A further strategy designed to inhibit complement activation by baculoviruses has been to engineer expression of decay accelerating factor (DAF), a naturally occurring negative regulator of both classical and alternative complement pathways, on the virus surface as a fusion protein with gp64 (Hüser et al [71]). Following incubation with human serum, the DAF modified baculoviruses were shown to be able to transduce Huh7 cells in the presence of complement at a much higher frequency than unmodified viruses. This was shown to be due to increased survival of the vectors in the presence of complement (Hüser et al [71]). The same vectors were injected into rat livers in vivo and transgene expression, measured after 3 days, was five times higher in the livers treated with DAF-modified baculoviruses than the unmodified form (Hüser et al [71]).

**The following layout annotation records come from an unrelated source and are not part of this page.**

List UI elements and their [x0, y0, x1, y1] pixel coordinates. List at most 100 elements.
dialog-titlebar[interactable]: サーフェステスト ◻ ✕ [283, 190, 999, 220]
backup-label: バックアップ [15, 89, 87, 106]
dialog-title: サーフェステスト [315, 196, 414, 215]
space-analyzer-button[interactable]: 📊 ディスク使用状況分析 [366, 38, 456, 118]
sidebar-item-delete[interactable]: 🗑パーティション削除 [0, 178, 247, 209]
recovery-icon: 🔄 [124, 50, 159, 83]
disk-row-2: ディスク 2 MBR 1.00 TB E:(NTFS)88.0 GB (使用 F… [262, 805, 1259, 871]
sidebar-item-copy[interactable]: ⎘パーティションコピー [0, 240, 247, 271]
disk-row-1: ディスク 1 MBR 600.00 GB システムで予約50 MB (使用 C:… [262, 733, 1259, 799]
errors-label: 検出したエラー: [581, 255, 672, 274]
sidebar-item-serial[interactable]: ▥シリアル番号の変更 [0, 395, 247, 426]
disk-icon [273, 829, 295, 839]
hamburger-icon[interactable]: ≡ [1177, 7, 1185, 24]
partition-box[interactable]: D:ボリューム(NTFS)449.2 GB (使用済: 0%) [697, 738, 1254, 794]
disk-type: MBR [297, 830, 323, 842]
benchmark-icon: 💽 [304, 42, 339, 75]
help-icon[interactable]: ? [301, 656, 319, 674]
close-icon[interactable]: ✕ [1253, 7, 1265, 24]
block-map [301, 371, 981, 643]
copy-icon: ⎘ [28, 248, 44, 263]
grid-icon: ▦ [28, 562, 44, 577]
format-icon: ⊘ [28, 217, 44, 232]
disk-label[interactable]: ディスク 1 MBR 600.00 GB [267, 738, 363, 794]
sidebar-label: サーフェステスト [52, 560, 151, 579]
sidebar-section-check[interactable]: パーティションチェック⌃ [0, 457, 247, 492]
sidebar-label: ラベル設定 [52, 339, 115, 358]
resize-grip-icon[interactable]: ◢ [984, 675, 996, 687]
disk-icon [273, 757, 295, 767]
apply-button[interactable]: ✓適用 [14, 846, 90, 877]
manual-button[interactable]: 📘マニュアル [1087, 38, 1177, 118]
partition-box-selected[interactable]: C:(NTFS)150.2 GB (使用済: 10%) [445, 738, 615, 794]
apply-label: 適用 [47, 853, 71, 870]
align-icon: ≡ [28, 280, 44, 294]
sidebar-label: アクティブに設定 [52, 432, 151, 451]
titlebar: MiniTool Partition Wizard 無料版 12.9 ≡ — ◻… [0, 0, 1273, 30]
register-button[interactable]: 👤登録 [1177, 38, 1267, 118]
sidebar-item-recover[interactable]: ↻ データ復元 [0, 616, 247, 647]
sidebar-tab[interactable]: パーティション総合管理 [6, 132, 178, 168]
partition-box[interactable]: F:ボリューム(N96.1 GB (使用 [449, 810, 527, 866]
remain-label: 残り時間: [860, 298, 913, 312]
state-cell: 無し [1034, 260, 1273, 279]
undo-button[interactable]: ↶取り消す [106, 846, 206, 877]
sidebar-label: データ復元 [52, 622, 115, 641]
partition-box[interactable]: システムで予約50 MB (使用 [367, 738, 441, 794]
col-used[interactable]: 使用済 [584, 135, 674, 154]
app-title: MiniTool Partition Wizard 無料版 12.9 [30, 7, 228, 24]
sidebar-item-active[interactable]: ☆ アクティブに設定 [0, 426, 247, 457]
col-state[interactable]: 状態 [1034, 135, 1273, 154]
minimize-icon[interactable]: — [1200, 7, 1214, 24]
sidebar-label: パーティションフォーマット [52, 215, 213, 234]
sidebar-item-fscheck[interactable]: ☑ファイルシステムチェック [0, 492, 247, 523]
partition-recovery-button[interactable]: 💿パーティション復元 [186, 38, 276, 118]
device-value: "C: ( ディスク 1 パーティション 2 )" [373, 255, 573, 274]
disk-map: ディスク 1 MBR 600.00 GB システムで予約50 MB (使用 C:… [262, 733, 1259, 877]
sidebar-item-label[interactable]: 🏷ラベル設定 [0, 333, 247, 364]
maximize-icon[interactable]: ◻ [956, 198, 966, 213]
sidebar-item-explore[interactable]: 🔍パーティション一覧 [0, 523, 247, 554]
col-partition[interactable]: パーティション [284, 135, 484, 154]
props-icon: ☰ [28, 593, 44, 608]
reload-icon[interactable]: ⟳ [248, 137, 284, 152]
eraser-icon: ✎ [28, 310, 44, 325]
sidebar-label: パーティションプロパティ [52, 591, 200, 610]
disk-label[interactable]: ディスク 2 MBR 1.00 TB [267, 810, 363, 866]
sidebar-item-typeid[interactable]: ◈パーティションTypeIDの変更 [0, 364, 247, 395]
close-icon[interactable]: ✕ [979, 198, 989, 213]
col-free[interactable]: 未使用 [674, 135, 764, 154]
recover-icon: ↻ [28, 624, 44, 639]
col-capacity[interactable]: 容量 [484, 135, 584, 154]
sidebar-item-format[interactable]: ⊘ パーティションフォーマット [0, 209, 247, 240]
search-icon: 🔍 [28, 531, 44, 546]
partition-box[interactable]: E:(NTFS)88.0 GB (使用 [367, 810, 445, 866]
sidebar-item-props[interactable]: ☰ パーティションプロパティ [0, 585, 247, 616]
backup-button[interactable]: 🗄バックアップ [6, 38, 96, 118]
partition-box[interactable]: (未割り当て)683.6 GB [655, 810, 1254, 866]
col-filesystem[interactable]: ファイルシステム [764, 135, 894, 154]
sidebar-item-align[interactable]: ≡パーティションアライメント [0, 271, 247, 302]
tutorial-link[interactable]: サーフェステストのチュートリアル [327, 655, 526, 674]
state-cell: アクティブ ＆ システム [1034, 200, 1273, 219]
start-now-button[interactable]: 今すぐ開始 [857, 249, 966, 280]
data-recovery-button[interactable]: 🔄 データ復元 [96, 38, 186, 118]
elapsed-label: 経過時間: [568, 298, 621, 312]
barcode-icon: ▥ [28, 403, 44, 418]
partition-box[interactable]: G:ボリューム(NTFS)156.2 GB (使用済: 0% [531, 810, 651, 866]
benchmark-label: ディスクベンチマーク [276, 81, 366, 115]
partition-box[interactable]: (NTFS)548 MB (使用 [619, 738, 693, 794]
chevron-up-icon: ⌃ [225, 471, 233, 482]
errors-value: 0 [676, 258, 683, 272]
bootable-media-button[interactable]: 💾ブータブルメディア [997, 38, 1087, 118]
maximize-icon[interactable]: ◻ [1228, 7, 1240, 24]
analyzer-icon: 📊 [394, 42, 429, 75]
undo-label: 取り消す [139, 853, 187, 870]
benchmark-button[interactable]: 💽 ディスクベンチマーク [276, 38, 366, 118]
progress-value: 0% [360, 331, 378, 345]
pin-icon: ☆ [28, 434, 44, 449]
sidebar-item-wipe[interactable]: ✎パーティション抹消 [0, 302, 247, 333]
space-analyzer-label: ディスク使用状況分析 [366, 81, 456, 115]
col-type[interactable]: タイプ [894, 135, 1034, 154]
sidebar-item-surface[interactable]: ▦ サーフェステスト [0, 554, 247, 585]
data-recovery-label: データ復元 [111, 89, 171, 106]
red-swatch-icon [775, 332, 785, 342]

Thus for cancer gene therapy, the complement response against Bv can be overcome by short term biochemical manipulation during viral inoculation. The optimal conditions have not been determined however, and a number of alternative inhibition systems, to those employed above can still be developed, particularly for prostate cancer patients. In the brain however, the complement response has no effect on Bv gene transduction, and it has been proposed as a safe and effective agent (Sarkis et al [40]) for treatment of neural disorders.

CONCLUSIONS

Thus baculoviruses are a novel and sophisticated vector to carry therapeutic genes into human prostate cancers. They can be readily manipulated, using established and now commercially available technology, and perhaps most importantly, they have a vast capacity for exogenous DNA. This will allow larger control sequences, and even genes for transcriptional control proteins, which will offer greater independence from intracellular factors (which could simply be turned off, for example, by genome CpG methylation, as a defence mechanism) and provide greater control and specificity. The ability to target specific cell subtypes has been adequately demonstrated, although definitive data for prostate remains to be confirmed. The absence of preexisting humoral and cell-mediated immune memory against nonhuman viruses is well established, and if the complement inactivation can be overcome, their efficiency should exceed that of human viruses.

They are not without other serious problems, as industrial scale culture can be compounded by aggregation, although in our experience when employed for protein production, good virological practice prevents the build up of defective interfering particles. There is also the relatively high affinity of Bv for liver cells, which could produce undesirable hepatic side effects, unless other forms of targeting (eg, transcriptional/therapeutic gene targeting) have been included in the final vector construct. Repeated Bv inoculation will undoubtedly elicit a potent immune response, but use of Bv in combination with other viral (or nonviral) agents, could conceivably keep therapy ahead of the defence mechanisms of both the patient and his tumour, which have rendered prostate tumours so recalcitrant to normal anticancer therapy.